What is more important? Data (ETL, data modeling) or data visualization?

⚠ The visual part of business report development is often heavily underestimated (by developers and their customers – business users). Data preparation is important; data modeling is important. But the only thing the end users will see is a visual representation of the data 📊 . The visual representation can hide important patterns and trends and exaggerate what is not important; it can be misleading and lead to wrong decisions; it can be hard to understand and hard to use; it can introduce errors into perfectly clean data.

➡ Good data visualization requires knowledge, skills, and experience. And it’s not as straightforward as 2 + 2 = 4. There are some rules/best practices, but there are many ways to reach the goal. In Power BI, we often need a lot of tricks and workarounds (data modeling tricks, overlays of multiple visuals, repurposing available format options, e.g., using error bars to display additional data series) to build good data visualizations, and there are a lot of things to learn (calculation groups, Deneb and Vega/Vega-Lite, SVG, HTML/CSS).

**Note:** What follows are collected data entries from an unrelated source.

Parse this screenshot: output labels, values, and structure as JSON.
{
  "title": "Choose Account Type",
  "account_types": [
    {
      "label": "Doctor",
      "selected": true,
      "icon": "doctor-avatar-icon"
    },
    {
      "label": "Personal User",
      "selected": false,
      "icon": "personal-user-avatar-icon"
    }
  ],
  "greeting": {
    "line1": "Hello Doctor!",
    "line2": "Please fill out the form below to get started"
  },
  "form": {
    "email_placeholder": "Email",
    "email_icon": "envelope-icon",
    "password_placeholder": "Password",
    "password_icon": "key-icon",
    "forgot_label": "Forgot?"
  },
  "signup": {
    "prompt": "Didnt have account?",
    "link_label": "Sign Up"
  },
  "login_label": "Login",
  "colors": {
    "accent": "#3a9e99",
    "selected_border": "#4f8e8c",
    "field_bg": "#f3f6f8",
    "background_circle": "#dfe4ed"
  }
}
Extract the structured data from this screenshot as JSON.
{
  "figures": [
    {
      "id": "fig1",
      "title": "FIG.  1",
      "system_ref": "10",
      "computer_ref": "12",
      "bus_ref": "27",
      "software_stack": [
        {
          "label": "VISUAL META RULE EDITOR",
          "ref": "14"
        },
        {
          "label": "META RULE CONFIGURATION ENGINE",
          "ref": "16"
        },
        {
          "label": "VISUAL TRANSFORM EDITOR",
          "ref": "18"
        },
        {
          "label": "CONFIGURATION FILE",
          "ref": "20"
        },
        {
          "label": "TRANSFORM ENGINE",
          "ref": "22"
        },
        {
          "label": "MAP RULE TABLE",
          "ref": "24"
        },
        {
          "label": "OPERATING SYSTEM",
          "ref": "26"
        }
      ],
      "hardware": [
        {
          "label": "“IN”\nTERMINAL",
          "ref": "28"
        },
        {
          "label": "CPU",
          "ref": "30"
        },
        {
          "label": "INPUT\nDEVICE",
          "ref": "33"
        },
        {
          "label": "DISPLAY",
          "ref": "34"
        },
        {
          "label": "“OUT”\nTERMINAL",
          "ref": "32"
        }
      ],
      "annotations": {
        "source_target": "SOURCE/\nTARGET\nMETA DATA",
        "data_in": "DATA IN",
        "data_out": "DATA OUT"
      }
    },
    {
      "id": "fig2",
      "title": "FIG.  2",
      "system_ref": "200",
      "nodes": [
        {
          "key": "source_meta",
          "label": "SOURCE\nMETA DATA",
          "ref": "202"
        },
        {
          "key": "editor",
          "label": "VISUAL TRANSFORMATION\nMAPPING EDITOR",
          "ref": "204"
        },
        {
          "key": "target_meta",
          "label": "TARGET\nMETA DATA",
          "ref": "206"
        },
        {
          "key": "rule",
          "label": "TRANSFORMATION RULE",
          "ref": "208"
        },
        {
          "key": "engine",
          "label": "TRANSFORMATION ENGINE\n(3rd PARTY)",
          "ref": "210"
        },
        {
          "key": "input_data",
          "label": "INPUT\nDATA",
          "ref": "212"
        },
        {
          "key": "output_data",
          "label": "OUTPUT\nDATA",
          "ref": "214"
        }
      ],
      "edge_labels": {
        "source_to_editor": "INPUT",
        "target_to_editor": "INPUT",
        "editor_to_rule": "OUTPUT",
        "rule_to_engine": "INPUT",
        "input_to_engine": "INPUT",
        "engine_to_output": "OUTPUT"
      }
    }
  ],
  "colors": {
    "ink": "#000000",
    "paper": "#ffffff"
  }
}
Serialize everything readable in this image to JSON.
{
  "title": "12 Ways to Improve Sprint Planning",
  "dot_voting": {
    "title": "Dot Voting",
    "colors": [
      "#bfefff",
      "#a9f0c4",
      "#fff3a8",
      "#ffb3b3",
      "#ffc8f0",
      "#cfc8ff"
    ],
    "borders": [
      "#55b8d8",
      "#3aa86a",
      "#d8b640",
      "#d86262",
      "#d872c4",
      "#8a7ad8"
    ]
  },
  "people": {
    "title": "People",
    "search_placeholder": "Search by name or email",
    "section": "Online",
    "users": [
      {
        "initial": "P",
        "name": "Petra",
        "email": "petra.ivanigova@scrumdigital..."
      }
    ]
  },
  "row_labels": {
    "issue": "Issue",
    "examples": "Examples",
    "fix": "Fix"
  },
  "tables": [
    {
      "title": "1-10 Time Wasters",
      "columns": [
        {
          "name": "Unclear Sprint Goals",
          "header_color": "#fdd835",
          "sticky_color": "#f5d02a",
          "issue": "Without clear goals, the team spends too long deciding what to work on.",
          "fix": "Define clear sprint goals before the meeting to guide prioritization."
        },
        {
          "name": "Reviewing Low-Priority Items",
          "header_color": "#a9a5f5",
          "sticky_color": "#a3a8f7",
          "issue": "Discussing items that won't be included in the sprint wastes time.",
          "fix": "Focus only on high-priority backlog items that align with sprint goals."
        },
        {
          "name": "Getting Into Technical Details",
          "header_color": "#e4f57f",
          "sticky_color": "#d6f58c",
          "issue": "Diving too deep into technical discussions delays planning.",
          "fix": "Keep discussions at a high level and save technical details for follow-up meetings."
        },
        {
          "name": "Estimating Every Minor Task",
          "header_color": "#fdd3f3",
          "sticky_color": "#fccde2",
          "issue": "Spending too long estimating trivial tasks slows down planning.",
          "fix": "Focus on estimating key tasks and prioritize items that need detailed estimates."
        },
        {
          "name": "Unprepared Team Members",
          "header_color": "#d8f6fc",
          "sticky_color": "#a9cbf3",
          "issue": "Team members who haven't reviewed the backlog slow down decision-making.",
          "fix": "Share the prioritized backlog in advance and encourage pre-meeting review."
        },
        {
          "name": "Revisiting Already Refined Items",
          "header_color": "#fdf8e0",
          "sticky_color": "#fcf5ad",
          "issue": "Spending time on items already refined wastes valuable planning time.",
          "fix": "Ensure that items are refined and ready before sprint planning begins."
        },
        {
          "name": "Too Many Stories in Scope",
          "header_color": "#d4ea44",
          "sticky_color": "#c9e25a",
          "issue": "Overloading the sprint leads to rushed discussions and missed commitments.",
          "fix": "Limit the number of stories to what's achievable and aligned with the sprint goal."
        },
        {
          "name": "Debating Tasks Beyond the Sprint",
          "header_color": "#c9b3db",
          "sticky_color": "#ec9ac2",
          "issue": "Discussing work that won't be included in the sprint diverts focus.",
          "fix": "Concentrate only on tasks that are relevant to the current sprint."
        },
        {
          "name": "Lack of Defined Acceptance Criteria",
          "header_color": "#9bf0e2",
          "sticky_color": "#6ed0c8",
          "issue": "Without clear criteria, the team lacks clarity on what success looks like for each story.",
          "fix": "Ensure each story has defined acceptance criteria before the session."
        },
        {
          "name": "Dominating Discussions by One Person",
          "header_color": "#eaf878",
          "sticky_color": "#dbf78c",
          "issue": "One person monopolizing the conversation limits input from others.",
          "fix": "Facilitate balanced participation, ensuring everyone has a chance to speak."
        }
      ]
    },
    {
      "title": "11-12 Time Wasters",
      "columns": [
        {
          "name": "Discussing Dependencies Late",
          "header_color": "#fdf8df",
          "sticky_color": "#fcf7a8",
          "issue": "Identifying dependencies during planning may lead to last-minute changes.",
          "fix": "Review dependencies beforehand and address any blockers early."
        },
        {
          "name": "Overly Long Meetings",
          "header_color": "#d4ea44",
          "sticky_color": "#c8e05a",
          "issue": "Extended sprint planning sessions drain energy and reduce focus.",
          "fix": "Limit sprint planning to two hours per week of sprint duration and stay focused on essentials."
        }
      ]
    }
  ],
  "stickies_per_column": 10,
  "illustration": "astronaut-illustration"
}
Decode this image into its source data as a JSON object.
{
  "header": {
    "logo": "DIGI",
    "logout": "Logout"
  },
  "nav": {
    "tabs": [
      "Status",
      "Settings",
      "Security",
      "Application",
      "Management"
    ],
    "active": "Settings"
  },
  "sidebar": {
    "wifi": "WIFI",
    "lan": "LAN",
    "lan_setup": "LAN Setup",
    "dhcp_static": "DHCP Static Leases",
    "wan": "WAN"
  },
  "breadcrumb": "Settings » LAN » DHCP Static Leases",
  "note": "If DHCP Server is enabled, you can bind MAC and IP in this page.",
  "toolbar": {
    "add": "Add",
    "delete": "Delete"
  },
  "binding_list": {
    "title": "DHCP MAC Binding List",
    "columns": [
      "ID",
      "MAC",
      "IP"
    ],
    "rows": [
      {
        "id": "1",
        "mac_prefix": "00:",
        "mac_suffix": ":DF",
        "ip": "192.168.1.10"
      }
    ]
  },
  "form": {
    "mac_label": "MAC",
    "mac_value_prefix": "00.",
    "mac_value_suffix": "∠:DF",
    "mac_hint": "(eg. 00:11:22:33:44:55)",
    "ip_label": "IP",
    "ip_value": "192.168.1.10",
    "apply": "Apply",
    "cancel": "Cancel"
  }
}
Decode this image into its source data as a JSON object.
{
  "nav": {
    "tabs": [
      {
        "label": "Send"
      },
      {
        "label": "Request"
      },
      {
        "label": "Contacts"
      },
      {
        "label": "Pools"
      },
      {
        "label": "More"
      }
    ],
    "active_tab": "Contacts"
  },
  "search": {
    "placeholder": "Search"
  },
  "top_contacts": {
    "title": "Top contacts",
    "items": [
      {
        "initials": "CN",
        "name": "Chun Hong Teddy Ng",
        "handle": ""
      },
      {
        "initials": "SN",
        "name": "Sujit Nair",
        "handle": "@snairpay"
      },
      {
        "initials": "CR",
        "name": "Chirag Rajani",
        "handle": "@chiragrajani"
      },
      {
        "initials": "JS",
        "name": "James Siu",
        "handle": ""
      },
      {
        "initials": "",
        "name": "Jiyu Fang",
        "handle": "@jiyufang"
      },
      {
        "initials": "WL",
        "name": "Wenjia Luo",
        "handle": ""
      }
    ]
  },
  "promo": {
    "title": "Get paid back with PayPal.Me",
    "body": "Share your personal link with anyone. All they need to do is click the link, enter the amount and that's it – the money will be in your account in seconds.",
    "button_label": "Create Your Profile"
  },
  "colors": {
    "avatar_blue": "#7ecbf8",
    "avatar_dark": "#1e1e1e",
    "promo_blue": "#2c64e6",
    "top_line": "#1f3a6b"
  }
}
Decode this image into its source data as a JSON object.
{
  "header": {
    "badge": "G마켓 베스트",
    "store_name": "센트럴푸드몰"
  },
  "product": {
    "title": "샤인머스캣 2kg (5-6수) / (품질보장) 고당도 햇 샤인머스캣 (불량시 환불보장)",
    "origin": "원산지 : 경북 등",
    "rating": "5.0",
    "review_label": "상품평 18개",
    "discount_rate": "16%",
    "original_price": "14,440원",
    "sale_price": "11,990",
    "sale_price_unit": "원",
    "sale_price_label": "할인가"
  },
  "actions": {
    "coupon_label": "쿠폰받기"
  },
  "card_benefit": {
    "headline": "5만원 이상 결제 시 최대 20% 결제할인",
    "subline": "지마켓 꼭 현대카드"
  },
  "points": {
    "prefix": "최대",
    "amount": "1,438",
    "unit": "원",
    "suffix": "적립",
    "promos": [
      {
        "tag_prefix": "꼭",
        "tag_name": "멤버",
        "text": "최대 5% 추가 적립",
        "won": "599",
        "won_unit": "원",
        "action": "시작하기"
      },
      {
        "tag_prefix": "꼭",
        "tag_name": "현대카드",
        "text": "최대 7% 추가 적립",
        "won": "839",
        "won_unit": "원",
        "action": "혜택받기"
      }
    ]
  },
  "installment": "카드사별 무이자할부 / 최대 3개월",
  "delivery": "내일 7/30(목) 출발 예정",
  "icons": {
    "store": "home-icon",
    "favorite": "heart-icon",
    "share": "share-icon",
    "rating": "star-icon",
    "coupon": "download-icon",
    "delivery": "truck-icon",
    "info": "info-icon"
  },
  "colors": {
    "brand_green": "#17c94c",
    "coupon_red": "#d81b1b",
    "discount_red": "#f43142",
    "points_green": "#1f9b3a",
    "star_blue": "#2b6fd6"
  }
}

➡ Also, there is no such thing as a perfect data model that can be used for good dataviz without needing to write more DAX and even to modify the data model (in many cases, you need tricky data modeling solutions to enable proper data visualization). Often, during attempts to visualize data, you will understand what data you need, what data errors have to be fixed, and whether you should exclude outliers from the report or highlight them. In this case, you have to go back to the data source, make changes there, then adjust the data model.

➡And in my practice, when someone says, “I have a 100% complete data model; I just need someone to make a good report, it shouldn’t take much time,” they are deeply underestimating what they have (they often don’t have what they think they have; I’ve heard “we have DWH” when there was just a few flat tables with dummy data), and they are deeply underestimating what it means to build a good report.